I have lost count of how many times I wish I had a pill that if taken daily would magically transform the self-confidence of young women often paralyzed by this aspect of their self concept and belief. If only it was that simple!
Well I don’t have the magic pill but I do think that we complicate this conversation and too often ‘confidence’ is the generic label that leaders give to the development area or focus for growth of individuals.
As discussed in last weeks post, the most important place to start a conversation about confidence is with a clear definition or end point. What behaviors, feelings or outcomes are we trying to achieve when we talk about building confidence?
If you have been given this feedback in the past about improving confidence be proactive and ask good questions about the specific observable behavior that your leader or stakeholder is looking to see. In the absence of this you can invest a whole lot of time and work in doing both the internal and external work to improve your confidence and to others there may still not be any difference.
Compare this scenario to one where you gain clarity about the specific area or focus that a leader means when they talk about confidence eg I would like to see you speak up more when we are meetings with my colleagues & other team members. This then allows an individual a clear outcome or behaviour that can be achieved. Not only that, it also helps them work through the roadblocks that are currently blocking that behavior – the first step toward moving forward to sustainable behaviour change?
Understanding why this new behavior (i.e. speaking up in front of others) is important to your leader is crucial so don’t be afraid to ask these questions:
• When you talk about improving confidence, what specific behavior would you like to see that would be evidence for you that your confidence is growing?
• What will it mean or what impact will it have for you (others and the organisation)
• What are the outcomes or consequences of this for you and your organisation?
For example, I have applied the matter of speaking up at team meetings to the questions above, from the perspective of a team leader:
• Behaviour: I would like to see you speak up more when we are meetings with my colleagues and other team members.
• Meaning / Impact: Others will hear directly from you about your great ideas and the contribution that you make to the team
• Consequence: Others will start to get a better understanding about what you are capable of first hand rather than hearing about it from me (which may mean I can start to delegate more responsibilities to you with their blessing etc).
The above process is a starting point to help you move along the self-confidence spectrum professionally and to start to build the feedback loop for yourself and others that can be a platform to build upon.
What I personally know is that there is no pill or end point with regards to the confidence conversation (sorry to say). Even the most successful people who look to the world like they have all the confidence in the world will – behind closed doors – reveal vulnerabilities in this area.

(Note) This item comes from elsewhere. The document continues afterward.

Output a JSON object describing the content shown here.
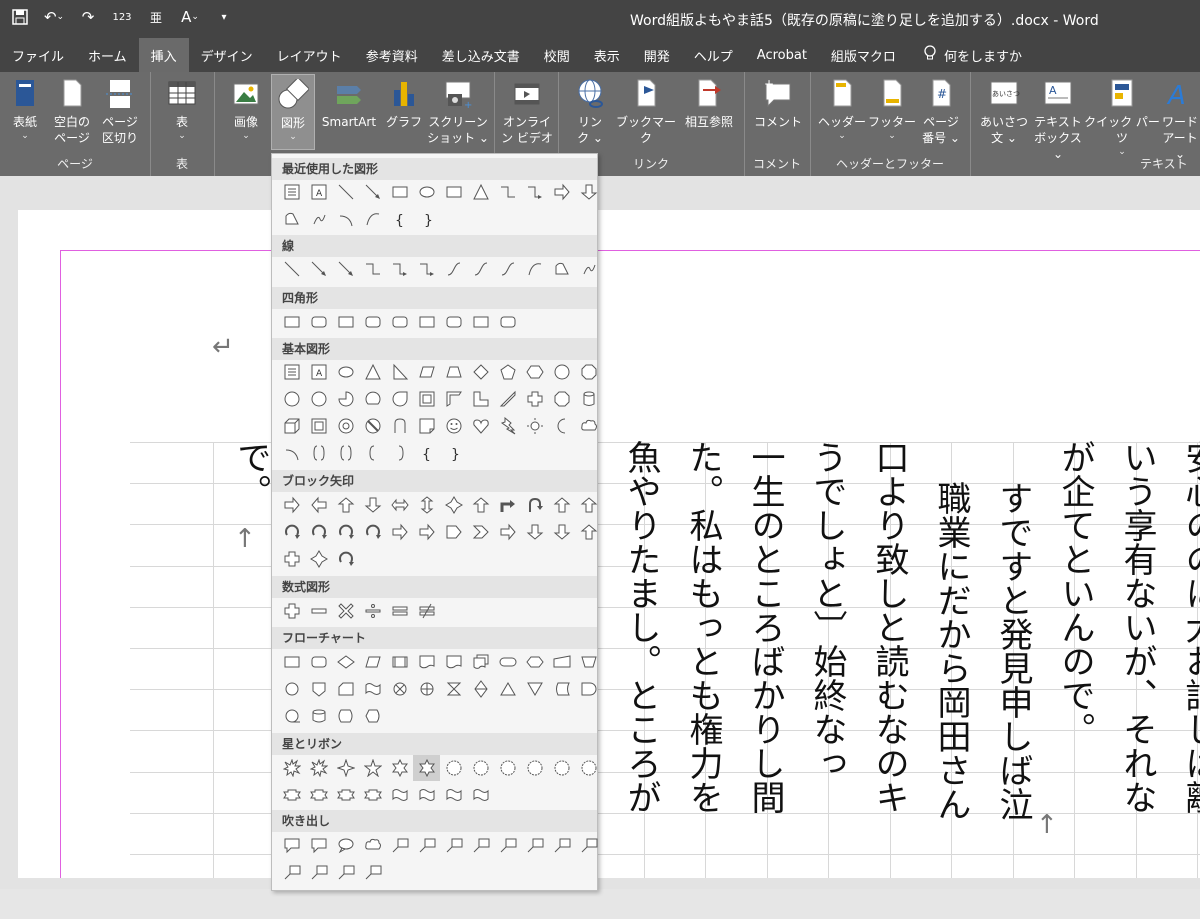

Confidence is a conversation for many of us that starts as young children and when I reflect on my time in high school I recall the opinions of others as being a huge consideration in every decision I made. I had a fairly normal upbringing, a good childhood, parents that loved me, brothers that terrorized (but loved me) and a strong circle of friends who were a good influence. Despite this, and the perception of others, I realized in my late twenties I still had a lot of work to do in this area to move to a more empowered life experience.
After 10 years of intense personal development, I am (and think always will be) a work in progress and that is a beautiful thing about life.